Transcendent? Not so much. But hey, at least it tries...


Wally Pfister has spent years becoming one of the most renowned and sought after cinematographers in Hollywood - he started off making straight-to-video erotic thrillers and ended up as Christopher Nolan's right hand man on Inception and the Dark Knight trilogy - so it's rather disheartening to see just how quickly he crashed and burned in his first time in the director's chair. This isn't to say that he won't go on to great things (the raw talent is clearly there) but Transcendence was savaged by most critics and greeted with deafening apathy by audiences in both the US and the UK. Things are hardly much better here. Despite opening up against no real competition, the film has stalled at number 7 in its opening weekend.

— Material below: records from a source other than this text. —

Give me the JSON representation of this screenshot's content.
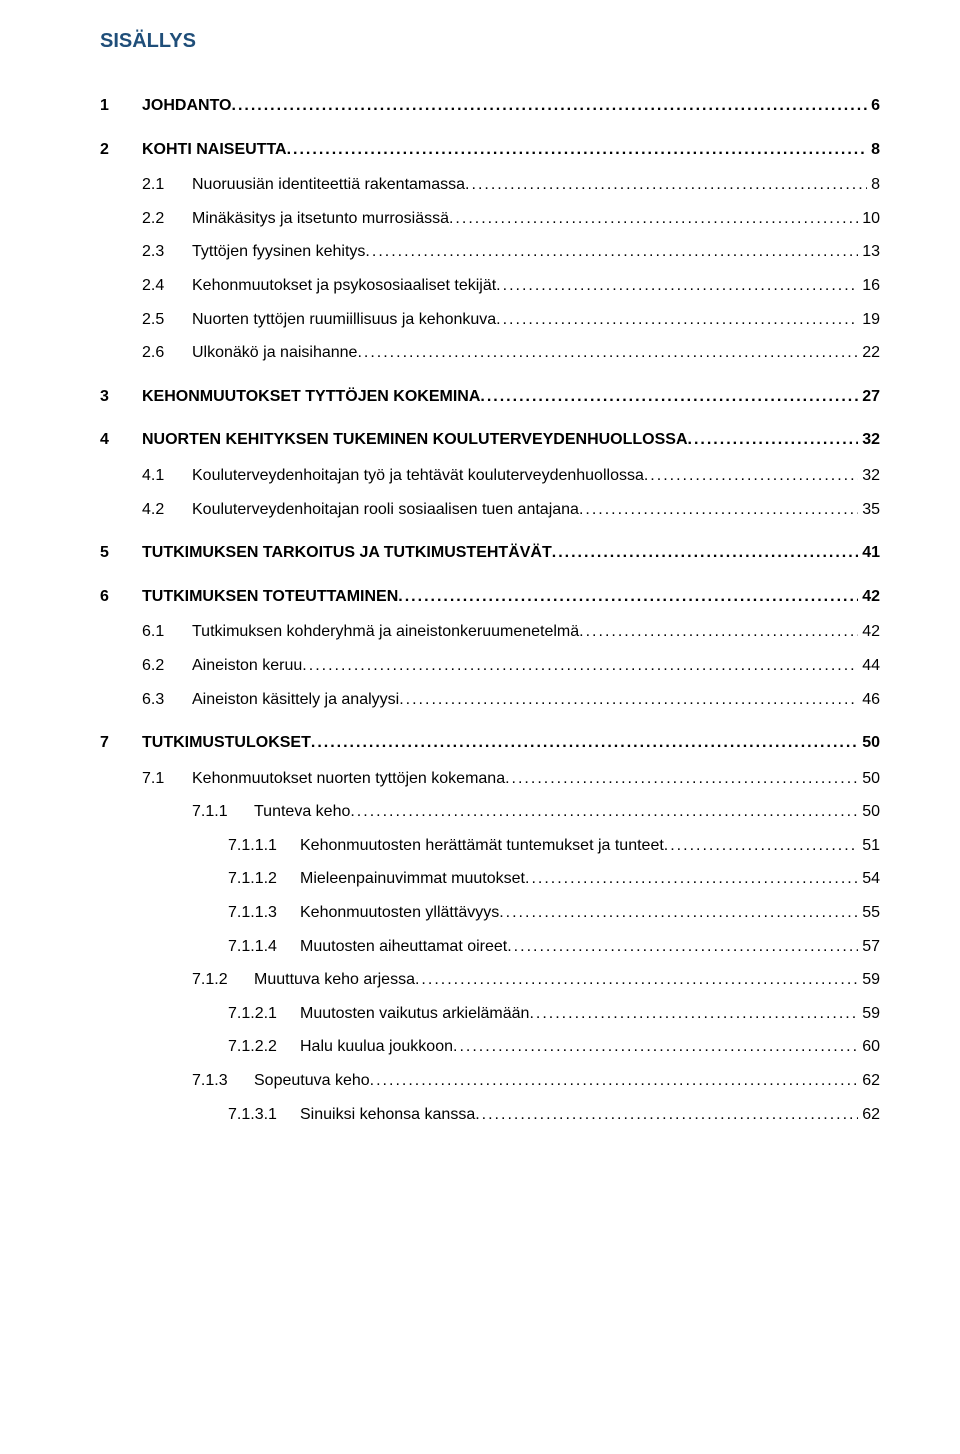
{
  "title": "SISÄLLYS",
  "colors": {
    "title": "#1f4e79",
    "text": "#000000",
    "background": "#ffffff"
  },
  "typography": {
    "family": "Arial",
    "title_size_pt": 15,
    "body_size_pt": 12,
    "l1_bold": true
  },
  "entries": [
    {
      "level": 1,
      "num": "1",
      "label": "JOHDANTO",
      "page": "6"
    },
    {
      "level": 1,
      "num": "2",
      "label": "KOHTI NAISEUTTA",
      "page": "8"
    },
    {
      "level": 2,
      "num": "2.1",
      "label": "Nuoruusiän identiteettiä rakentamassa",
      "page": "8"
    },
    {
      "level": 2,
      "num": "2.2",
      "label": "Minäkäsitys ja itsetunto murrosiässä",
      "page": "10"
    },
    {
      "level": 2,
      "num": "2.3",
      "label": "Tyttöjen fyysinen kehitys",
      "page": "13"
    },
    {
      "level": 2,
      "num": "2.4",
      "label": "Kehonmuutokset ja psykososiaaliset tekijät",
      "page": "16"
    },
    {
      "level": 2,
      "num": "2.5",
      "label": "Nuorten tyttöjen ruumiillisuus ja kehonkuva",
      "page": "19"
    },
    {
      "level": 2,
      "num": "2.6",
      "label": "Ulkonäkö ja naisihanne",
      "page": "22"
    },
    {
      "level": 1,
      "num": "3",
      "label": "KEHONMUUTOKSET TYTTÖJEN KOKEMINA",
      "page": "27"
    },
    {
      "level": 1,
      "num": "4",
      "label": "NUORTEN KEHITYKSEN TUKEMINEN KOULUTERVEYDENHUOLLOSSA",
      "page": "32"
    },
    {
      "level": 2,
      "num": "4.1",
      "label": "Kouluterveydenhoitajan työ ja tehtävät kouluterveydenhuollossa",
      "page": "32"
    },
    {
      "level": 2,
      "num": "4.2",
      "label": "Kouluterveydenhoitajan rooli sosiaalisen tuen antajana",
      "page": "35"
    },
    {
      "level": 1,
      "num": "5",
      "label": "TUTKIMUKSEN TARKOITUS JA TUTKIMUSTEHTÄVÄT",
      "page": "41"
    },
    {
      "level": 1,
      "num": "6",
      "label": "TUTKIMUKSEN TOTEUTTAMINEN",
      "page": "42"
    },
    {
      "level": 2,
      "num": "6.1",
      "label": "Tutkimuksen kohderyhmä ja aineistonkeruumenetelmä",
      "page": "42"
    },
    {
      "level": 2,
      "num": "6.2",
      "label": "Aineiston keruu",
      "page": "44"
    },
    {
      "level": 2,
      "num": "6.3",
      "label": "Aineiston käsittely ja analyysi",
      "page": "46"
    },
    {
      "level": 1,
      "num": "7",
      "label": "TUTKIMUSTULOKSET",
      "page": "50"
    },
    {
      "level": 2,
      "num": "7.1",
      "label": "Kehonmuutokset nuorten tyttöjen kokemana",
      "page": "50"
    },
    {
      "level": 3,
      "num": "7.1.1",
      "label": "Tunteva keho",
      "page": "50"
    },
    {
      "level": 4,
      "num": "7.1.1.1",
      "label": "Kehonmuutosten herättämät tuntemukset ja tunteet",
      "page": "51"
    },
    {
      "level": 4,
      "num": "7.1.1.2",
      "label": "Mieleenpainuvimmat muutokset",
      "page": "54"
    },
    {
      "level": 4,
      "num": "7.1.1.3",
      "label": "Kehonmuutosten yllättävyys",
      "page": "55"
    },
    {
      "level": 4,
      "num": "7.1.1.4",
      "label": "Muutosten aiheuttamat oireet",
      "page": "57"
    },
    {
      "level": 3,
      "num": "7.1.2",
      "label": "Muuttuva keho arjessa",
      "page": "59"
    },
    {
      "level": 4,
      "num": "7.1.2.1",
      "label": "Muutosten vaikutus arkielämään",
      "page": "59"
    },
    {
      "level": 4,
      "num": "7.1.2.2",
      "label": "Halu kuulua joukkoon",
      "page": "60"
    },
    {
      "level": 3,
      "num": "7.1.3",
      "label": "Sopeutuva keho",
      "page": "62"
    },
    {
      "level": 4,
      "num": "7.1.3.1",
      "label": "Sinuiksi kehonsa kanssa",
      "page": "62"
    }
  ]
}
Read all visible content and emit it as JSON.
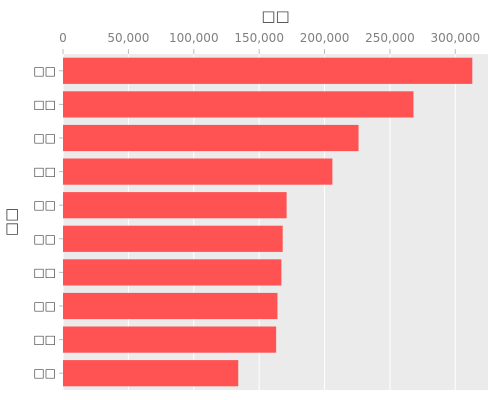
{
  "chart_data": {
    "type": "bar",
    "orientation": "horizontal",
    "title": "",
    "xlabel": "□□",
    "ylabel": "□□",
    "x_axis_position": "top",
    "xlim": [
      0,
      325000
    ],
    "xticks": [
      0,
      50000,
      100000,
      150000,
      200000,
      250000,
      300000
    ],
    "xtick_labels": [
      "0",
      "50,000",
      "100,000",
      "150,000",
      "200,000",
      "250,000",
      "300,000"
    ],
    "categories": [
      "□□",
      "□□",
      "□□",
      "□□",
      "□□",
      "□□",
      "□□",
      "□□",
      "□□",
      "□□"
    ],
    "values": [
      313000,
      268000,
      226000,
      206000,
      171000,
      168000,
      167000,
      164000,
      163000,
      134000
    ],
    "bar_color": "#ff5353",
    "plot_background": "#ebebeb",
    "grid": true,
    "grid_color": "#ffffff",
    "legend": "none"
  }
}
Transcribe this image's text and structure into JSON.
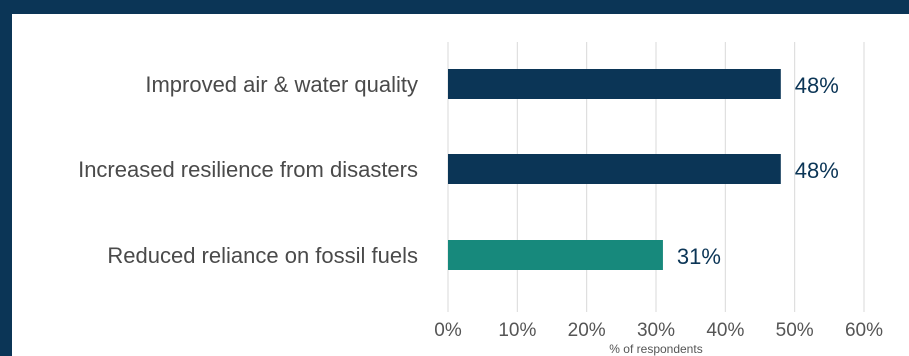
{
  "chart_data": {
    "type": "bar",
    "orientation": "horizontal",
    "categories": [
      "Improved air & water quality",
      "Increased resilience from disasters",
      "Reduced reliance on fossil fuels"
    ],
    "values": [
      48,
      48,
      31
    ],
    "bar_colors": [
      "#0b3556",
      "#0b3556",
      "#17897c"
    ],
    "data_labels": [
      "48%",
      "48%",
      "31%"
    ],
    "xlim": [
      0,
      60
    ],
    "xticks": [
      0,
      10,
      20,
      30,
      40,
      50,
      60
    ],
    "xtick_labels": [
      "0%",
      "10%",
      "20%",
      "30%",
      "40%",
      "50%",
      "60%"
    ],
    "xlabel": "% of respondents",
    "grid": "vertical",
    "legend": "none"
  },
  "colors": {
    "background_frame": "#0b3556",
    "panel": "#ffffff",
    "gridline": "#d9d9d9",
    "label_text": "#4a4a4a",
    "data_label_text": "#0b3556"
  }
}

As for whether the film deserves the reception it has received, well, it's complicated. It is not, for a start, anywhere near the worst film as the year. Hell, it's not even remotely close to being the worst science fiction movie of the year. What it is, is a disappointment. It's a film with a strong cast, an interesting premise and a director who brings more technical skill and know-how to the proceedings than most first timers, but it is ultimately incredibly unsatisfying and, dare I say it, more than a little dull.

The story it tells is, admittedly, hardly original. Will Caster (Johnny Depp in understated, perhaps even uninteresting form) is a brilliant scientist who specializes in artificial intelligence and comes to realize that the only way to survive a particularly vicious case of radiation poisoning, is to allow his body to die but to live on by transferring his consciousness into an advanced computer. It's a sci-fi premise we've seen plenty of times but there's a reason why it is as well trod as it is. This quite simple idea opens up plenty of rich themes to delve into as it questions the nature of humanity, explores the relationship between consciousness and the soul and draws a line connecting the relationships between man and machine and man and God.

These themes have been tackled in everything from countless episodes of Star Trek to Blade Runner to the Lawnmower Man but never better than in Philip K Dick's mind-bending The Three Stigmata of Palmer Eldritch and Dan Simmons' Fall of Hyperion. The problem with Transcendence isn't that it doesn't explore these themes or even that it doesn't explore them quite as well as two of the greatest science fiction novels of all time, but it's that it quickly loses interest in such intriguing ideas and instead turns into a rather badly thought out monster movie where Caster's consciousness - or is it? - grows a god complex and starts experimenting with nano-technology and enslaved humans.

The film is, as you probably would have guessed, beautifully shot and competently put together but it wastes its perfectly promising potential even more than it wastes its very talented cast on largely uninteresting characters. Rebecca Hall, as Will's loving and equally genius wife, is the only one who really gets very much to do and she all but single-handedly holds the film together but would that we could say the same about the (very talented) likes of Morgan Freeman, Paul Bettany and Kate Mara. 

And again, such a weakness could at least have been somewhat forgiven had the film worked on an ideas level - after all, plenty of excellent science fiction writers are given a pass on weak characterization or prose stylings based on the strength of their ideas - but Transcendence lets itself down by going the easy, less interesting route,

Considering just how ordinary and how safe the film is, its title takes on a whole level of irony that probably wasn't intended in the first place.